Il est également intéressant de noter que toute l'analyse des coûts n'a été faite qu'en consultant Microsoft et ses revendeurs. A notre connaissance aucune demande d'information n'a été adressée à des entreprises fournissant des services relatifs à OpenOffice ou à d'autres fournisseurs de suites bureautiques. IBM ou Novell n'ont même pas été consultés directement. Ainsi, le calcul de coût manque totalement d'informations tarifaires de fournisseurs pouvant potentiellement fournir une assistance commerciale pour OpenOffice ou des produits similaires. Et aucun chiffre concernant les prix de l'accord conclu avec Microsoft, où d'autres coûts relatifs à Microsoft ne sont fournis. Seules les différences de coûts sont présentées.

Il est également intéressant de noter que la notion de passation de marché public est absente du rapport. Les auteurs anonymes du document semblent ignorer toutes les questions de libre compétition et d'appel d'offre. Par exemple les calculs supposent que durant les 7 années pour lesquelles les projections sont faites, des logiciels comme Microsoft Sharepoint et Exchange resteront utilisés. A la page 7, se trouve une figure indiquant que le département de l'information a déjà décidé de renouveler l'accord avec Microsoft tout les 3 ans, au moins jusqu'en 2019, ce qui peut être illégal au regard du droit ds marchés publics finlandais.
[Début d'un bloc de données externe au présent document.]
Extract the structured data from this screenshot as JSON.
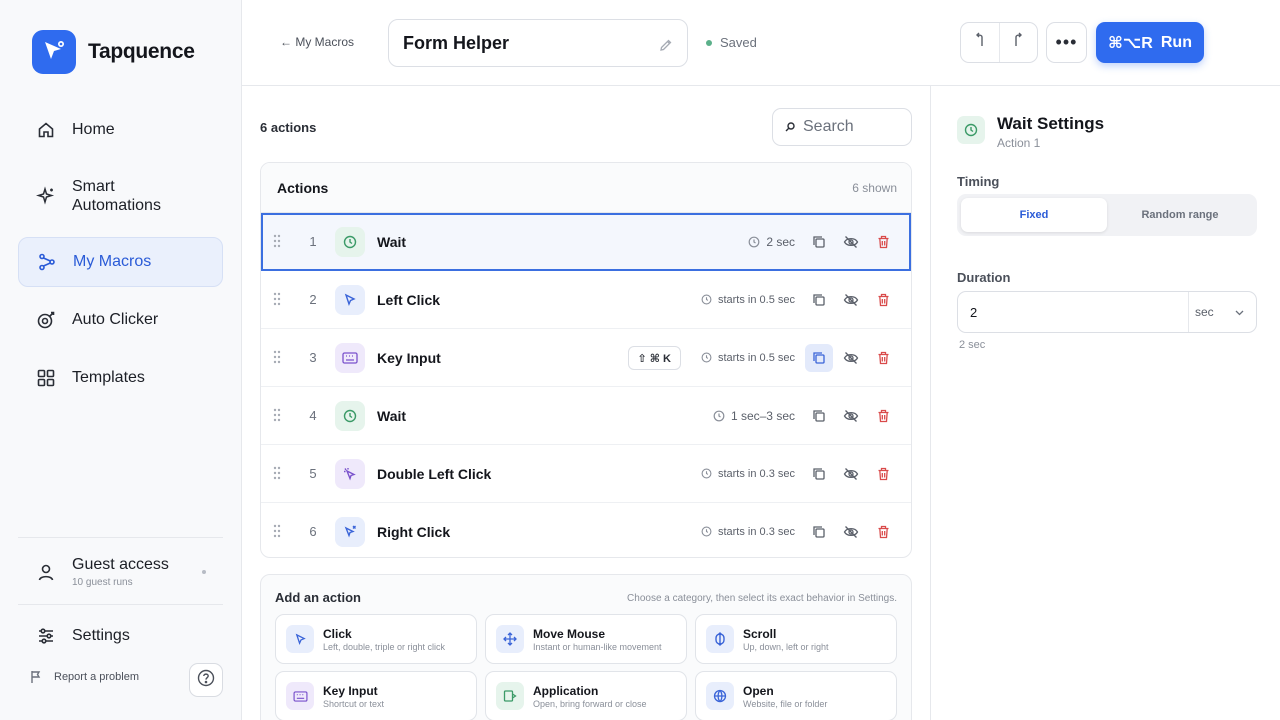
{
  "app": {
    "name": "Tapquence"
  },
  "sidebar": {
    "items": [
      {
        "label": "Home",
        "icon": "home-icon"
      },
      {
        "label": "Smart Automations",
        "icon": "sparkle-icon"
      },
      {
        "label": "My Macros",
        "icon": "macro-path-icon",
        "active": true
      },
      {
        "label": "Auto Clicker",
        "icon": "target-icon"
      },
      {
        "label": "Templates",
        "icon": "grid-icon"
      }
    ],
    "guest": {
      "title": "Guest access",
      "subtitle": "10 guest runs"
    },
    "settings_label": "Settings",
    "report_label": "Report a problem"
  },
  "header": {
    "back_label": "← My Macros",
    "macro_title": "Form Helper",
    "status": "Saved",
    "more_label": "•••",
    "run_shortcut": "⌘⌥R",
    "run_label": "Run"
  },
  "main": {
    "count_label": "6 actions",
    "search_placeholder": "Search",
    "list_title": "Actions",
    "list_shown": "6 shown",
    "actions": [
      {
        "num": "1",
        "name": "Wait",
        "meta": "2 sec",
        "type": "wait"
      },
      {
        "num": "2",
        "name": "Left Click",
        "meta": "starts in 0.5 sec",
        "type": "click"
      },
      {
        "num": "3",
        "name": "Key Input",
        "meta": "starts in 0.5 sec",
        "shortcut": "⇧ ⌘ K",
        "type": "key"
      },
      {
        "num": "4",
        "name": "Wait",
        "meta": "1 sec–3 sec",
        "type": "wait"
      },
      {
        "num": "5",
        "name": "Double Left Click",
        "meta": "starts in 0.3 sec",
        "type": "double"
      },
      {
        "num": "6",
        "name": "Right Click",
        "meta": "starts in 0.3 sec",
        "type": "right"
      }
    ],
    "add": {
      "title": "Add an action",
      "subtitle": "Choose a category, then select its exact behavior in Settings.",
      "categories": [
        {
          "title": "Click",
          "desc": "Left, double, triple or right click"
        },
        {
          "title": "Move Mouse",
          "desc": "Instant or human-like movement"
        },
        {
          "title": "Scroll",
          "desc": "Up, down, left or right"
        },
        {
          "title": "Key Input",
          "desc": "Shortcut or text"
        },
        {
          "title": "Application",
          "desc": "Open, bring forward or close"
        },
        {
          "title": "Open",
          "desc": "Website, file or folder"
        }
      ]
    }
  },
  "panel": {
    "title": "Wait Settings",
    "subtitle": "Action 1",
    "timing_label": "Timing",
    "timing_options": [
      "Fixed",
      "Random range"
    ],
    "duration_label": "Duration",
    "duration_value": "2",
    "duration_unit": "sec",
    "hint": "2 sec"
  },
  "colors": {
    "accent": "#2f6bef",
    "danger": "#d94a4a",
    "saved": "#5bb08a"
  }
}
Du point de vue du contribuable, le DSI d'Helsinki a commis une grave erreur tactique en rendant un rapport révélant que la ville n'a pas d'alternatives au moins jusqu'en 2019, et qu'elle prévoit de renouveler ses contrats avec Microsoft tant que que les prix augmenteront de moins que 3,4 millions d'euros - tout cela alors que le prochain round de négociation avec Microsoft est programmé en 2012, l'année suivant la publication de ce chiffre. Le strict minimum que puisse faire un DSI dans cette situation, est de mettre sur la table l'option de migrer vers une autre solution lors de la négociation pour modérer les augmentations de prix, et ce même si le DSI n'est pas personnellement favorable à la mise en place de la solution alternative.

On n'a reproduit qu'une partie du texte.